Testing the model fit suggests that it’s pretty good.
Validation plots for an XGBoost model trained to predict precipitation from a set of surface variables (temperature, humidity, pressure, latitude, longitude, calendar month). Left scatter plot shows performance on the training dataset, right scatter plot shows performance on the test dataset. (Figure source).¶
Precipitation field for one month as reconstructed by the model. (Figure source).¶
But the time-series comparison is much more interesting. The model fits well over the training period (1990-2014), and extrapolates well to the previous few decades (1950 on), but there is a systematic offset before about 1940, and a large offset around the period of the second world war - indicating inhomogeneities in these periods.
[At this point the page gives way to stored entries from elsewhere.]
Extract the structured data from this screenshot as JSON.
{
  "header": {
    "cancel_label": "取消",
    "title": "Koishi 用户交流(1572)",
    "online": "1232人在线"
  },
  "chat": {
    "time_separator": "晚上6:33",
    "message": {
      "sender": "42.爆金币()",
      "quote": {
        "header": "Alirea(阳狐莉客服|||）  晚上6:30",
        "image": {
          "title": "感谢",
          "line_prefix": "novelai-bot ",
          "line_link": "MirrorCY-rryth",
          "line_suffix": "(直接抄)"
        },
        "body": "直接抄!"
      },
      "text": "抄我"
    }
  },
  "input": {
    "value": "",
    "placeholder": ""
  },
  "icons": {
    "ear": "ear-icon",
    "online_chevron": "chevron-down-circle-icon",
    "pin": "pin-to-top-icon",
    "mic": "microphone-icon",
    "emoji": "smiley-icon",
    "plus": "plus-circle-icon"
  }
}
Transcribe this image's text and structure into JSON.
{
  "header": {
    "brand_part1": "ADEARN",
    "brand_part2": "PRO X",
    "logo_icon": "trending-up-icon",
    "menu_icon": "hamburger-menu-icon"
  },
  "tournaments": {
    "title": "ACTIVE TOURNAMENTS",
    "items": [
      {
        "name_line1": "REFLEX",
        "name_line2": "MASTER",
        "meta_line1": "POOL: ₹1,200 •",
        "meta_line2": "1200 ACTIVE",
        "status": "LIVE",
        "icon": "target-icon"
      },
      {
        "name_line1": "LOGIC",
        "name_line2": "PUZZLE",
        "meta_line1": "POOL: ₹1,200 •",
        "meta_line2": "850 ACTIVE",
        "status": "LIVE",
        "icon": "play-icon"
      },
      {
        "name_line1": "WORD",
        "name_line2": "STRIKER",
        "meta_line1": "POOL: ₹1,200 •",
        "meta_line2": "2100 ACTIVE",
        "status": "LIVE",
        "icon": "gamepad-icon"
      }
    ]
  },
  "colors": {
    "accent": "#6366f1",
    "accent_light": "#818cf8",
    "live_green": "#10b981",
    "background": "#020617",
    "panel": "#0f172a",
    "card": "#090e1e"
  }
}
This result isn’t that surprising - the known uncertainties in surface temperature - in HadISST - have exactly this pattern.
Global mean precipitation time-series as predicted by the model. (Figure source).¶
Normalised extended stripes plots of the modelled precipitation field show the same pattern but with more detail - since about 1950 the model fit is decent, but before then the combination of model bias and problems with the reanalysis boundary conditions (SST, sea-ice, surface pressure observations) leads to a poor fit. There is also a large model discrepancy in about 1945, which is probably a reflection of problems with SST boundary conditions in the reanalysis at this time.
Extended-stripes plots of precipitation. Top row - target (TWCR precipitation), middle row - model prediction, bottom row - difference (Figure source).¶
This suggests that we can usefully use surface datasets from 20CR as a constraint on estimated precipitation, at least at the glovbal scale, since about 1950.